Sapiosesexualité : comment les femmes imaginent les hommes intelligents?

« Il n’y a pas d’idée plus folle que de croire qu’on peut gagner une femme en lui offrant le spectacle de (votre) propre ingéniosité. L’ingéniosité ne correspond pas, en cela, à la beauté, pour la simple raison qu’elle ne provoque pas d’excitation sensuelle ; la beauté, oui. Tout au plus peut-on la conquérir de cette façon, lorsque l’ingéniosité apparaît comme un moyen d’acquérir le pouvoir, la richesse, la considération – des valeurs dont, par conséquent, la femme, s’étant laissée conquérir, jouirait également.
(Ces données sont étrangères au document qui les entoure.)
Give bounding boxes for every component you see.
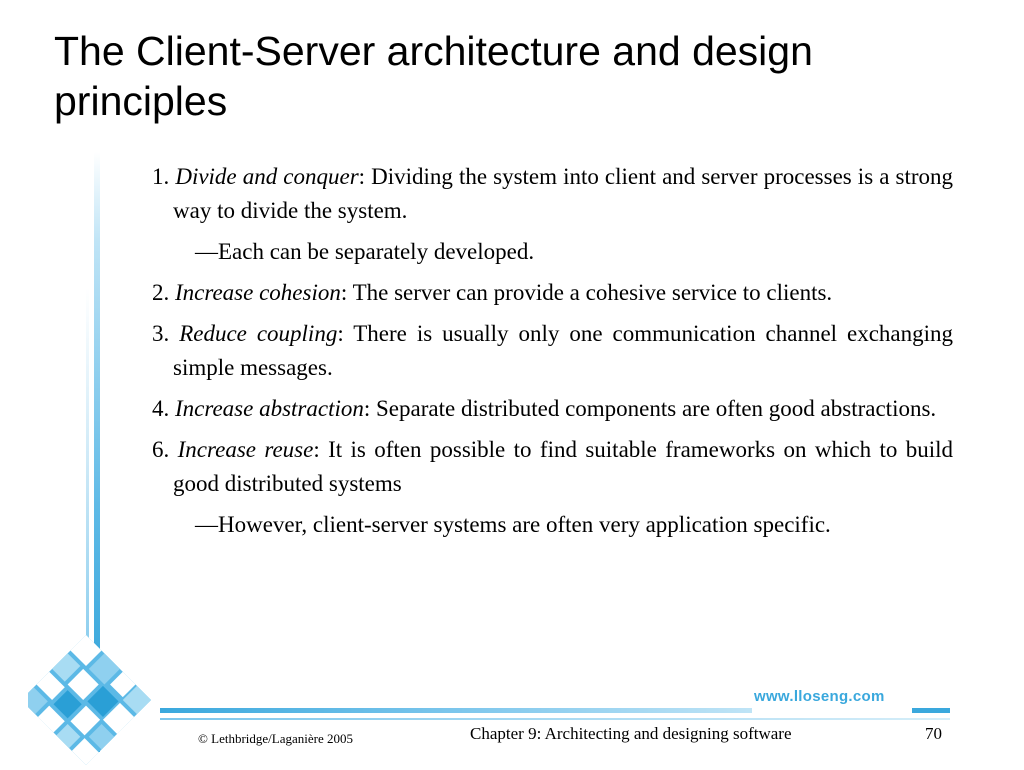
item-text: : It is often possible to find suitable frameworks on which to build good distributed systems — [173, 437, 953, 496]
item-text: : Separate distributed components are often good abstractions. — [363, 396, 937, 421]
item-number: 3. — [152, 321, 170, 346]
list-item — [140, 392, 953, 426]
blue-mosaic-logo-icon — [28, 630, 168, 770]
item-label: Increase abstraction — [175, 396, 364, 421]
item-label: Increase cohesion — [175, 280, 341, 305]
item-label: Divide and conquer — [175, 164, 359, 189]
list-item — [140, 276, 953, 310]
page-number: 70 — [925, 724, 942, 743]
list-item — [140, 433, 953, 501]
sub-item: —Each can be separately developed. — [195, 239, 535, 264]
list-item — [140, 160, 953, 228]
bottom-accent-bar-right — [912, 708, 950, 713]
copyright: © Lethbridge/Laganière 2005 — [198, 731, 353, 746]
item-text: : Dividing the system into client and server processes is a strong way to divide the system. — [173, 164, 953, 223]
item-number: 6. — [152, 437, 170, 462]
bottom-accent-line — [160, 718, 950, 720]
list-item — [140, 317, 953, 385]
slide-title: The Client-Server architecture and design principles — [54, 28, 813, 124]
item-label: Reduce coupling — [179, 321, 338, 346]
item-text: : There is usually only one communication channel exchanging simple messages. — [173, 321, 954, 380]
item-label: Increase reuse — [177, 437, 314, 462]
item-number: 2. — [152, 280, 170, 305]
item-number: 1. — [152, 164, 170, 189]
chapter-title: Chapter 9: Architecting and designing software — [470, 724, 792, 743]
sub-item: —However, client-server systems are often very application specific. — [195, 512, 831, 537]
item-number: 4. — [152, 396, 170, 421]
item-text: : The server can provide a cohesive service to clients. — [340, 280, 833, 305]
website-link[interactable]: www.lloseng.com — [754, 688, 885, 705]
slide-body — [140, 160, 953, 549]
bottom-accent-bar — [160, 708, 752, 713]
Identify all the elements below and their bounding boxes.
Mais l’ingéniosité, comme une belle machine en mouvement désintéressé, laisse n’importe quelle femme indifférente.
Des vérités que vous ne devez pas oublier ».

(Cesare Pavese, 31 août 1940).

Ces derniers temps, on a beaucoup parlé de sapiosexualité, de ce qu’on appelle « l’attraction sexuelle pour l’intelligence » : par expérience, je peux dire que rencontrer une femme sexuellement attirée par l’intelligence est si rare que c’est pratiquement impossible, à moins de vouloir interpréter comme « attraction » des sentiments tels que l’admiration, la sympathie ou l’estime.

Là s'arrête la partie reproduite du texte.